Hydrobiology has recently conducted groundbreaking tests to determine the viability of hydroacoustics to identify elasmobranchs (sharks and rays), without requiring netting.
Hydrobiology was commissioned by Rio Tinto Alcan (RTA) to undertake a survey of elasmobranchs (cartilaginous fish such as sharks and rays) near Weipa. Traditionally, surveys of this type are undertaken using methods which involve netting. However, this can cause undue stress and mortality of fish that are caught. Further, handling sharks can sometimes be hazardous to scientists.
Hydrobiology investigated the use of hydroacoustics—using a scientific digital echo sounder—as a non ‐ invasive means to determine the presence and number of elasmobranchs in the survey area. Although this technique has been used to quantify teleosts (bony fishes) populations and is a widely accepted method, little work has been done on its suitability for elasmobranch surveys. Prior to this study the anatomical and physiological differences between elasmobranchs and teleosts fish had never been accounted for in hydroacoustic surveys. Teleosts have bones and a swim bladder whereas elasmobranchs are cartilaginous and do not possess a swim bladder, making them much weaker at reflecting acoustic pulses.

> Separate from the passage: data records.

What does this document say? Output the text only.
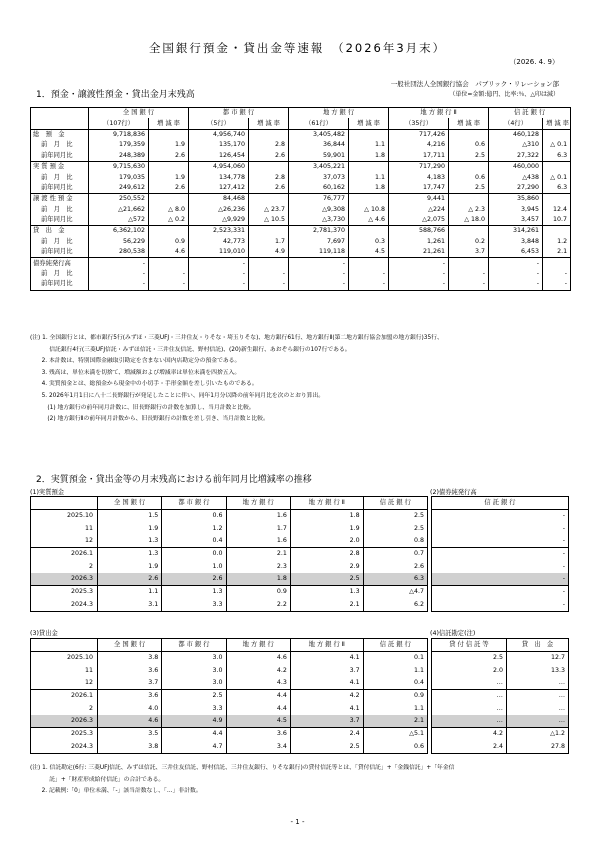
全国銀行預金・貸出金等速報　（2026年3月末）
（2026. 4. 9）
1．預金・譲渡性預金・貸出金月末残高
一般社団法人全国銀行協会　パブリック・リレーション部
（単位=金額:億円、比率:％、△印は減）
	全 国 銀 行		都 市 銀 行		地 方 銀 行		地 方 銀 行 Ⅱ		信 託 銀 行	
	（107行）	増 減 率	（5行）	増 減 率	（61行）	増 減 率	（35行）	増 減 率	（4行）	増 減 率
総　預　金	9,718,836		4,956,740		3,405,482		717,426		460,128	
前　月　比	179,359	1.9	135,170	2.8	36,844	1.1	4,216	0.6	△310	△ 0.1
前年同月比	248,389	2.6	126,454	2.6	59,901	1.8	17,711	2.5	27,322	6.3
実 質 預 金	9,715,630		4,954,060		3,405,221		717,290		460,000	
前　月　比	179,035	1.9	134,778	2.8	37,073	1.1	4,183	0.6	△438	△ 0.1
前年同月比	249,612	2.6	127,412	2.6	60,162	1.8	17,747	2.5	27,290	6.3
譲 渡 性 預 金	250,552		84,468		76,777		9,441		35,860	
前　月　比	△21,662	△ 8.0	△26,236	△ 23.7	△9,308	△ 10.8	△224	△ 2.3	3,945	12.4
前年同月比	△572	△ 0.2	△9,929	△ 10.5	△3,730	△ 4.6	△2,075	△ 18.0	3,457	10.7
貸　出　金	6,362,102		2,523,331		2,781,370		588,766		314,261	
前　月　比	56,229	0.9	42,773	1.7	7,697	0.3	1,261	0.2	3,848	1.2
前年同月比	280,538	4.6	119,010	4.9	119,118	4.5	21,261	3.7	6,453	2.1
債券純発行高	-		-		-		-		-	
前　月　比	-	-	-	-	-	-	-	-	-	-
前年同月比	-	-	-	-	-	-	-	-	-	-
(注) 1. 全国銀行とは、都市銀行5行(みずほ・三菱UFJ・三井住友・りそな・埼玉りそな)、地方銀行61行、地方銀行Ⅱ(第二地方銀行協会加盟の地方銀行)35行、
　　　 信託銀行4行(三菱UFJ信託・みずほ信託・三井住友信託、野村信託)、(20)新生銀行、あおぞら銀行の107行である。
　　2. 本計数は、特別国際金融取引勘定を含まない国内店勘定分の預金である。
　　3. 残高は、単位未満を切捨て、増減額および増減率は単位未満を四捨五入。
　　4. 実質預金とは、総預金から現金中の小切手・手形金額を差し引いたものである。
　　5. 2026年1月1日に八十二長野銀行が発足したことに伴い、同年1月分以降の前年同月比を次のとおり算出。
　　　(1) 地方銀行の前年同月計数に、旧長野銀行の計数を加算し、当月計数と比較。
　　　(2) 地方銀行Ⅱの前年同月計数から、旧長野銀行の計数を差し引き、当月計数と比較。
2．実質預金・貸出金等の月末残高における前年同月比増減率の推移
(1)実質預金	(2)債券純発行高
	全 国 銀 行	都 市 銀 行	地 方 銀 行	地 方 銀 行 Ⅱ	信 託 銀 行
2025.10	1.5	0.6	1.6	1.8	2.5
11	1.9	1.2	1.7	1.9	2.5
12	1.3	0.4	1.6	2.0	0.8
2026.1	1.3	0.0	2.1	2.8	0.7
2	1.9	1.0	2.3	2.9	2.6
2026.3	2.6	2.6	1.8	2.5	6.3
2025.3	1.1	1.3	0.9	1.3	△4.7
2024.3	3.1	3.3	2.2	2.1	6.2
信 託 銀 行
-
-
-
-
-
-
-
-
(3)貸出金	(4)信託勘定(注)
	全 国 銀 行	都 市 銀 行	地 方 銀 行	地 方 銀 行 Ⅱ	信 託 銀 行
2025.10	3.8	3.0	4.6	4.1	0.1
11	3.6	3.0	4.2	3.7	1.1
12	3.7	3.0	4.3	4.1	0.4
2026.1	3.6	2.5	4.4	4.2	0.9
2	4.0	3.3	4.4	4.1	1.1
2026.3	4.6	4.9	4.5	3.7	2.1
2025.3	3.5	4.4	3.6	2.4	△5.1
2024.3	3.8	4.7	3.4	2.5	0.6
貸 付 信 託 等	貸　出　金
2.5	12.7
2.0	13.3
…	…
…	…
…	…
…	…
4.2	△1.2
2.4	27.8
(注) 1. 信託勘定(6行: 三菱UFJ信託、みずほ信託、三井住友信託、野村信託、三井住友銀行、りそな銀行)の貸付信託等とは、「貸付信託」+「金銭信託」+「年金信
　　　 託」+「財産形成給付信託」の合計である。
　　2. 記載例:「0」単位未満、「-」該当計数なし、「…」非計数。
- 1 -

This difference required other indicators to be developed to distinguish the echoes from elasmobranchs from those of teleosts during sampling. Once separated, the weaker signal from elasmobranchs could be used to more accurately estimate the size of the fish.
In order to be able to do this effectively, test data were collected from sharks and teleosts in the controlled environment of the SeaWorld (Gold Coast) and UnderWater World (Mooloolaba) aquariums. The species, fish length and their associated target strength were recorded and these data were used to formulate a mathematical algorithm which could distinguish between elasmobranchs and teleosts. Following extensive successful quality testing and development of the algorithm in this controlled environment, the algorithm was then tested on the dataset collected from the survey sites near Weipa. The results of the hydroacoustics were reported in conjunction with a netting survey and also with side scan sonar imaging. It was concluded that each of the methods, which yielded different types of data, complemented each other but overall the results of the hydroacoustics survey were deemed to be representative of the elasmobranch activity and numbers in the areas surveyed, verifying this as a new, non‐invasive survey method.